Attorney & Mediator
Attorney & Mediator

Estate Tax and Portability – What is it?

Now that Congress has acted, we know that each of us has a $5.25 Million exempt amount to transfer during our lifetimes or at death before our estates are hit with the estate tax.

If married, that means that the two individuals together get $10.5 Million to transfer.

So, what is portability?  It is a provision in the estate tax law that allows couples to take advantage of each other’s exemption, even if they do not have credit shelter trusts.

An example is this: If husband and wife have $7 Million in assets.  The first to die leaves all of the assets to the survivor.  At the death of the first to die, there is no estate tax as transfers between spouses are not taxed.

When the survivor dies, there is now $7 Million in assets.  Since the exempt amount is $5.25 Million, there would be $1.75 Million that would be taxable.  However, if upon the death of the first spouse, the Personal Representative transferred the deceased spouse’s unused $5.25 Million federal estate tax exemption to the surviving spouse, that surviving spouse would now have $10.5 Million in estate tax exemption available.  As a result, the estate of $7 Million would pass to the heirs without the imposition of estate tax.

First, remember that this portability of the exempt amount only applies to spouses.  Therefore, a single individual ‘s estate cannot transfer the federal estate tax exemption to a child or other family member.

Next, this does not assist when the assets appreciate.  If high net worth clients place their assets in a credit shelter trust, the exempt amount for the deceased spouse is held in trust and remains exempt, even if it appreciates.  Not so if the individuals are relying on portability.

Finally, timing is everything.
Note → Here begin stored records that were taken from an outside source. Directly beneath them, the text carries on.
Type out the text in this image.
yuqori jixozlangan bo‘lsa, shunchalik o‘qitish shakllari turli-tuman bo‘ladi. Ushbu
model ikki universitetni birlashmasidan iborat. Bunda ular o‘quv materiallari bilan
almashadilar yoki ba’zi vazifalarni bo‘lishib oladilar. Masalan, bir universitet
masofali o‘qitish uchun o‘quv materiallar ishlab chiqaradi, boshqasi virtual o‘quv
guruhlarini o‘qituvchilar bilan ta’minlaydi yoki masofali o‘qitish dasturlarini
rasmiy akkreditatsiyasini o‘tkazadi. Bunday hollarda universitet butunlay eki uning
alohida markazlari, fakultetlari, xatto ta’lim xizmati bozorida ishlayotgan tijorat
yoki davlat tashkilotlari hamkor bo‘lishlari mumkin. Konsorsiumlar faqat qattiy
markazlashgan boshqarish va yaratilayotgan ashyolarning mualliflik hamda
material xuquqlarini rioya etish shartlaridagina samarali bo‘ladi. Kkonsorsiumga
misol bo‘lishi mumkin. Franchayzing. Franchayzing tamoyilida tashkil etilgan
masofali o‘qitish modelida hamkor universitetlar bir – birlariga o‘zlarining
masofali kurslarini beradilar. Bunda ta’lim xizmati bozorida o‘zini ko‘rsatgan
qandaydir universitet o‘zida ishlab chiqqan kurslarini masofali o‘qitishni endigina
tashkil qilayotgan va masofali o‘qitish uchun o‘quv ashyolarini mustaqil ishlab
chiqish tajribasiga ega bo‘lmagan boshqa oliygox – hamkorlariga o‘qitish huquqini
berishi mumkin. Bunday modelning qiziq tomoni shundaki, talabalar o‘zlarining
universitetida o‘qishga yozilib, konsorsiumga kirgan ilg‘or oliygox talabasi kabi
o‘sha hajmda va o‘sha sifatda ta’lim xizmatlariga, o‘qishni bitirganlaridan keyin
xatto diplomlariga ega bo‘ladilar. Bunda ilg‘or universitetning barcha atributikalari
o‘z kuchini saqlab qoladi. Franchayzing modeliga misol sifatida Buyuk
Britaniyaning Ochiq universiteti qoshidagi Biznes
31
To take advantage of this option or to “elect portability” the Personal Representative handling the estate of the spouse who died must file an estate tax return (Internal Revenue Service Form 706), even if no tax is due. This return is due nine months after death with a six‑month extension allowed.

Estate Tax and the Fiscal Cliff?

While we were getting dangerously close to flying over the fiscal cliff, those in the estate planning sector were watching closely.

The estate and gift tax, which taxes what you own and pass on to others either during your lifetime as a gift, or at death as a bequest, was in flux.  At the end of 2012, the tax which gave every individual a $5 Million exempt amount prior to the imposition of tax, was in danger of reverting to $1 Million per person.  Additionally, the tax rate would have gone up to 55%.

Many may think that $1 Million is a sufficiently generous amount.  However, it would have had adverse affects upon many family owned businesses and farms.  These individuals don’t live like the wealthy, however, the value of their businesses or farms, which include all of their equipment, would have placed their estates over $1 Million.  In such an instance, the family would then, upon the death of the owner, have to sell the business or farm because they did not have enough money to pay the estate taxes due.

In the end, lawmakers preserved the $5 Million exempt amount per person but did change the tax rate from a maximum of 35% to 40% on the amounts over the exempt amount.

So, who’s estate is now taxable?  For taxpayers dying in 2013, the estate tax exclusion amount as adjusted for inflation is now $5.25 Million per person.  For all amounts over that, the estate tax will be levied at a maximum rate of 40%.